How to handle company dissolution litigation
September 08, 2014 | BY
clpstaff &clp articles &Llinks Law Offices
Peiming Yang and Kevin Huang
[email protected] and [email protected]
A company is a market entity that involves multiple civil and commercial legal relationships. Dissolution means the closure of this market entity and the termination of all legal relationships, which will affect market stability. In addition, through the judicial procedure and liquidation proceedings, a company's dissolution will not only consume a large amount of judicial resources, but will also bring a devaluation of the company's assets at the liquidation price. This may ultimately damage the legal rights and interests of the shareholders and creditors. Therefore, the court normally exercises caution and will not issue a dissolution judgment without the proper evidence and after following the required process.
A recent case has once again pulled company dissolution litigation into the spotlight. The joint venture shareholder of Guangzhou Wang Lao Ji claimed that there had been irreconcilable contradictions in the operational conditions of the company and asked to dissolve the joint venture, Wang Lao Ji. Should requesting dissolution be the effective relief in case of a company deadlock? How is it applied?
The Company Law's role in dissolution
It is stipulated in Article 182 of the PRC Company Law that when a company experiences serious difficulties in its business and the shareholders will suffer serious damages if the company continues its operations, a shareholder or a group of shareholders holding 10% or more of the company's shares may, in the absence of any other means, request a mandatory dissolution of the company by the court.

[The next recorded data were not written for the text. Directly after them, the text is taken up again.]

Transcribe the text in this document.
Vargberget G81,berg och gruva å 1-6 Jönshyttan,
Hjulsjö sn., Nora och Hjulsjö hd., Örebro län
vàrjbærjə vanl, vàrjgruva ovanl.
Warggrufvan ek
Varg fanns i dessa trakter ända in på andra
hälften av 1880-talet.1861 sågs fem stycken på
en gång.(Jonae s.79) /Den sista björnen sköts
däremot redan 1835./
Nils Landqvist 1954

Furthermore, specific grounds to file a suit to dissolve a company are expressly provided in the Provisions on Several Issues Concerning the Application of the «PRC Company Law» (2) (Revised). According to this judicial interpretation, when a shareholder files a lawsuit with the court for dissolution solely on the grounds of harm to his/her right to know and right to ask for profit distribution, deficit or insolvency of the company or failure to carry out liquidation following revocation of the company's business licence, the court shall not accept the application.
Deciding to dissolve
As described in the case mentioned above, the shareholders of a joint venture may encounter conflicts during the operations of a company which may further cause deadlock in the company's management. Dissolution of a company may not necessarily be the best option to maximise the company's interests. Nevertheless, there are circumstances where the shareholders fall apart and file a suit to request the dissolution of the company.
As can be seen from the few cases where the court rules for dissolution, the following requirements need to be fulfilled in order to dissolve a company:
- Long term failure of the power organs of a company (board of shareholders, board of directors) where effective resolutions cannot be passed;
- Inability to exercise the right of one shareholder in the long term, which causes a huge loss to the shareholder; and
- The company deadlock is unable to be solved through any other means in the long term.

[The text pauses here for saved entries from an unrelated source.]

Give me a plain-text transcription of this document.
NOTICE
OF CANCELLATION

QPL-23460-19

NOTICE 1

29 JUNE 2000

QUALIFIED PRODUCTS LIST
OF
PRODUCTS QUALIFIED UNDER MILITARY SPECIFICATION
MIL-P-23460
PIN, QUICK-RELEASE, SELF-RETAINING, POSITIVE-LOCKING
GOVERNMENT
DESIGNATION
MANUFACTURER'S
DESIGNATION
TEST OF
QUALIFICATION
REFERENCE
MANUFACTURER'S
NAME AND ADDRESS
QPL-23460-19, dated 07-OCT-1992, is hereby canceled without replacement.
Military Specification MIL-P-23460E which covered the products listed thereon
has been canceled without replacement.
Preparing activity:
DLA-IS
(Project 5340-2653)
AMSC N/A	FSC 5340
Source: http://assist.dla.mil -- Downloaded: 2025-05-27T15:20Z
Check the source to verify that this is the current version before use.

Moreover, the court will actively organise conciliation among the parties during the trial process. The court will only make a judgment to dissolve a company in the case where this conciliation fails.
Avoiding litigation
The shareholder of a company, before filing a suit of company dissolution, must collect and prepare the following evidence:
- Evidence showing that the company is experiencing serious difficulties in its business, including the difficulties experienced by the company's authority in running company affairs and external business activities;
- Evidence showing that the interests of the shareholders have suffered huge losses. For instance, the company has a deficit or has lost business opportunities to gain profits;
- Evidence showing the exhaustion of other possible relief, e.g. negotiation among the shareholders, other purchasers have been contacted to purchase the share equities of the dissenting shareholder or settlement plans have been proposed to resolve the company deadlock.
Nevertheless, taking precautions beforehand is always more effective than seeking remedies afterwards. At the establishment of the company or the formulation of the articles of association, the rights of control, management, operation shall be defined clearly, and solutions in the event of a company deadlock also need to be formulated, so they can have a preventive effect in advance. For example, it could be agreed in the articles of association that once the board of shareholders experiences deadlock (i.e. parties with opposing opinions hold 50% of the voting rights respectively), a certain shareholder (e.g. the managing shareholder of the company) has the right to settle disputed matters. The withdrawal mechanism of certain shareholders in special circumstances may also be stipulated. Avoiding a deadlock also avoids company dissolution litigation, which in turn helps to maintain the stability of the company and the shareholders' interests to a greater extent.